2
votes

In s3 bucket daily new JSON files are dumping , i have to create solution which pick the latest file when it arrives PARSE the JSON and load it to Snowflake Datawarehouse. may someone please share your thoughts how can we achieve

4

4 Answers

3
votes

There are a number of ways to do this depending on your needs. I would suggest creating an event to trigger a lambda function.

https://docs.aws.amazon.com/lambda/latest/dg/with-s3.html

Another option may be to create a SQS message when the file lands on s3 and have an ec2 instance poll the queue and process as necessary.

https://docs.aws.amazon.com/AmazonS3/latest/dev/NotificationHowTo.html https://boto3.amazonaws.com/v1/documentation/api/latest/guide/sqs-example-long-polling.html

edit: Here is a more detailed explanation on how to create events from s3 and trigger lambda functions. Documentation is provided by Snowflake

https://docs.snowflake.net/manuals/user-guide/data-load-snowpipe-rest-lambda.html

0
votes

Look into Snowpipe, it lets you do that within the system, making it (possibly) much easier.

0
votes

There are some aspects to be considered such as is it a batch or streaming data , do you want retry loading the file in case there is wrong data or format or do you want to make it a generic process to be able to handle different file formats/ file types(csv/json) and stages.
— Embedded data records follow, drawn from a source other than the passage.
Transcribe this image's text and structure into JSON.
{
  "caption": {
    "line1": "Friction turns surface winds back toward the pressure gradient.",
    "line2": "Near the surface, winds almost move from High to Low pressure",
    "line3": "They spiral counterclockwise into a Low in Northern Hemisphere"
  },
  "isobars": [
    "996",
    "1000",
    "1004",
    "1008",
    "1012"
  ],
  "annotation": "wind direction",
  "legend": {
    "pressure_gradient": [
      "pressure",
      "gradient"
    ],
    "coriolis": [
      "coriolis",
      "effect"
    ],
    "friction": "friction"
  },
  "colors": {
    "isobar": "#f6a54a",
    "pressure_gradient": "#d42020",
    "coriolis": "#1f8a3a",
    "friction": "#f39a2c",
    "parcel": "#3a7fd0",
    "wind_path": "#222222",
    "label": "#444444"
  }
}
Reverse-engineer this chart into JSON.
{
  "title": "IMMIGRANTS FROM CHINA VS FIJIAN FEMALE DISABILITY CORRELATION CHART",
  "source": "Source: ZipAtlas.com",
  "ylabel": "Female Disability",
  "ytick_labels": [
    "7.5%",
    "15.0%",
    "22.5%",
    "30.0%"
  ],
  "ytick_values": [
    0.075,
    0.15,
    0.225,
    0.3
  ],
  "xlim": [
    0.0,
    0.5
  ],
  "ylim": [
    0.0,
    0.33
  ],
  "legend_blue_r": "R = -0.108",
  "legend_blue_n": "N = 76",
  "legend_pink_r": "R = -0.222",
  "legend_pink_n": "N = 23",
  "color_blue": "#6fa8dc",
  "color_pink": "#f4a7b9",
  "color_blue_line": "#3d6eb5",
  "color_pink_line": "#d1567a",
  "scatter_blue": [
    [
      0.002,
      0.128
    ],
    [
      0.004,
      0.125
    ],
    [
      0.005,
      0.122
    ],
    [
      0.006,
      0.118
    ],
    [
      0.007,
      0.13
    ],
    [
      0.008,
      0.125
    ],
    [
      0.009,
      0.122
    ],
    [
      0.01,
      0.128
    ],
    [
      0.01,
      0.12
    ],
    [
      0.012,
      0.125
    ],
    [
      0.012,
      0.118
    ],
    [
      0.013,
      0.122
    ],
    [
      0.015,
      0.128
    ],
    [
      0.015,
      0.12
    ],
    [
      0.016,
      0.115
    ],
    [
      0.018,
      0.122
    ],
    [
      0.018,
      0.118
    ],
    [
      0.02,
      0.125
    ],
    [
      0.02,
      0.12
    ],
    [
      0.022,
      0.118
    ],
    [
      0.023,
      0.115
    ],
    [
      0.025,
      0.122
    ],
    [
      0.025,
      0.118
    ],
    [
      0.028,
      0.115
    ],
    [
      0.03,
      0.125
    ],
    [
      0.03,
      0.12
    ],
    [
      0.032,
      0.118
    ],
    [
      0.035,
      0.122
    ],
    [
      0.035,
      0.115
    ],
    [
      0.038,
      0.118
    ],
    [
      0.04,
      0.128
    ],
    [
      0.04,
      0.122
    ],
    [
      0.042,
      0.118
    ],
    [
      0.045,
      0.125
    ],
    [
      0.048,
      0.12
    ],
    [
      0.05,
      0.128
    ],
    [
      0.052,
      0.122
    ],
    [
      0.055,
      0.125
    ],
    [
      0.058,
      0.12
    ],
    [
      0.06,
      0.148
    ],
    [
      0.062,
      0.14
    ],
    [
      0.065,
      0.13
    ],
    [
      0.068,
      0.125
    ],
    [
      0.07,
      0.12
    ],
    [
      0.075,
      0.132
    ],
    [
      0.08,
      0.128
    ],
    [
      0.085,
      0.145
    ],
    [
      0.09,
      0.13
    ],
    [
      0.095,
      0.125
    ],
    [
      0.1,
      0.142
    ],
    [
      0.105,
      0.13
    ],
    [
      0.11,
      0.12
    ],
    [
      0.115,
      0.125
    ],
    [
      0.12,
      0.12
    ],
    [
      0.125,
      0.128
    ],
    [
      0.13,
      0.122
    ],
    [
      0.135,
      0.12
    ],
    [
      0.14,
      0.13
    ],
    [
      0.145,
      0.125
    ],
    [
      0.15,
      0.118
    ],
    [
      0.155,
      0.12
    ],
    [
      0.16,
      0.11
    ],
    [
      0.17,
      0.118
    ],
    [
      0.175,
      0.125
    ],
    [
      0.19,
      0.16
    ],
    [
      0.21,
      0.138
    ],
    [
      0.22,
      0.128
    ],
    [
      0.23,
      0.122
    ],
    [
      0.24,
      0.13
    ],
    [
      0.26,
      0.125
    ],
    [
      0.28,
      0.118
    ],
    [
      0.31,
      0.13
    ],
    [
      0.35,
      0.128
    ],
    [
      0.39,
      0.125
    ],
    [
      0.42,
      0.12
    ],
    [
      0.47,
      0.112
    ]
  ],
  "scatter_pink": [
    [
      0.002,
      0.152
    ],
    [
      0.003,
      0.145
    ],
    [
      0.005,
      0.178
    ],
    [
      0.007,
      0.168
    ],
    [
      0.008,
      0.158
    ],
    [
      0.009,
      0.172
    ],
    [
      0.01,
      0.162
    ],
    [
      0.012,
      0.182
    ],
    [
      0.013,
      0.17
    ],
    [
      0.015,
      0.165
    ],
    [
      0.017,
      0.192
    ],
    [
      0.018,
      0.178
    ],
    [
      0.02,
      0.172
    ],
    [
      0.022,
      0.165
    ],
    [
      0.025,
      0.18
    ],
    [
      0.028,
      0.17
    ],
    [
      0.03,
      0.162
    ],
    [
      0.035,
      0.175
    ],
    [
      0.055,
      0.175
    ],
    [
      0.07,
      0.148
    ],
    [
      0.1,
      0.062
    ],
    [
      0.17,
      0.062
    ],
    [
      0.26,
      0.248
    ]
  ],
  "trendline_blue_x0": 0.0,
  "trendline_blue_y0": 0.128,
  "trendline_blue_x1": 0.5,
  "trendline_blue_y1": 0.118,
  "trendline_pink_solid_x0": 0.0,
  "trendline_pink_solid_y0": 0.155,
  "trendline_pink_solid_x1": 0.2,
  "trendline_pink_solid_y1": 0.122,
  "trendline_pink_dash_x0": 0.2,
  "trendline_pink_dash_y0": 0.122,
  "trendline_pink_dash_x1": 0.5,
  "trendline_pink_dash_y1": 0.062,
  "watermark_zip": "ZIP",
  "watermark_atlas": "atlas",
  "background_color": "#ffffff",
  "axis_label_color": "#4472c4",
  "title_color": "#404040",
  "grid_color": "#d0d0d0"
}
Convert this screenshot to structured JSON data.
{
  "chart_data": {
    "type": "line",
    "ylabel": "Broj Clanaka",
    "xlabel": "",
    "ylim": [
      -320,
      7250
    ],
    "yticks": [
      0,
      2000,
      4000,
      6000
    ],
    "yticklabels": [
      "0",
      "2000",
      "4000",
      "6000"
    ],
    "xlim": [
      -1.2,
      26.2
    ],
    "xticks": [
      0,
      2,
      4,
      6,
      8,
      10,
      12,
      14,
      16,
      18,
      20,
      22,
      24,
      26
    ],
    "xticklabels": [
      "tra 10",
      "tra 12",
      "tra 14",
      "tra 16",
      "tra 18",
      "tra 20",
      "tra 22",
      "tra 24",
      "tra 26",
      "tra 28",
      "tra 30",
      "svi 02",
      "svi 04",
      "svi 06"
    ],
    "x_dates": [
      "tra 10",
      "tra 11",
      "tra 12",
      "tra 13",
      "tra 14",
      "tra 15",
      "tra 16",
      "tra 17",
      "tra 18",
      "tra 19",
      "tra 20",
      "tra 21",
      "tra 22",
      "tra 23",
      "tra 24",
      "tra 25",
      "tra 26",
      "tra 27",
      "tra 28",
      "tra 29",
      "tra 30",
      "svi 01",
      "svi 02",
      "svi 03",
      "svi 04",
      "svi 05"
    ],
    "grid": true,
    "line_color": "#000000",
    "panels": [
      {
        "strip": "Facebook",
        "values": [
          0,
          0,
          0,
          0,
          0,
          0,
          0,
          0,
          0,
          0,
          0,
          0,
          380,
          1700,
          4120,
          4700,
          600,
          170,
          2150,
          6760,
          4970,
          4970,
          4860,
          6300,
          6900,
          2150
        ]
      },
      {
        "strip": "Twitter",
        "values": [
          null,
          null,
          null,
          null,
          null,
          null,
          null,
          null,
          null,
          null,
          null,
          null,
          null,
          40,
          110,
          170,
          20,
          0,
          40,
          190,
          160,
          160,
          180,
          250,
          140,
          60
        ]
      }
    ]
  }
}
In our case we have built a generic s3 to Snowflake load using Python and Luigi and also implemented the same using SSIS but for csv/txt file only.

0
votes

In my case, I have a python script which get information about the bucket with boto.

Once I detect a change, I call the REST Endpoint Insertfiles on SnowPipe.

Phasing:

  • detect S3 change
  • get S3 object path
  • parse Content and transform to CSV in S3 (same bucket or other snowpipe can connect)
  • Call SnowPipe REST API

What you need:

  • Create a user with a public key
  • Create your stage on SnowFlake with AWS credential in order to access S3
  • Create your pipe on Snowflake with your user role
  • Sign a JWT

I also tried with a Talend job with TOS BigData.

Hope it helps.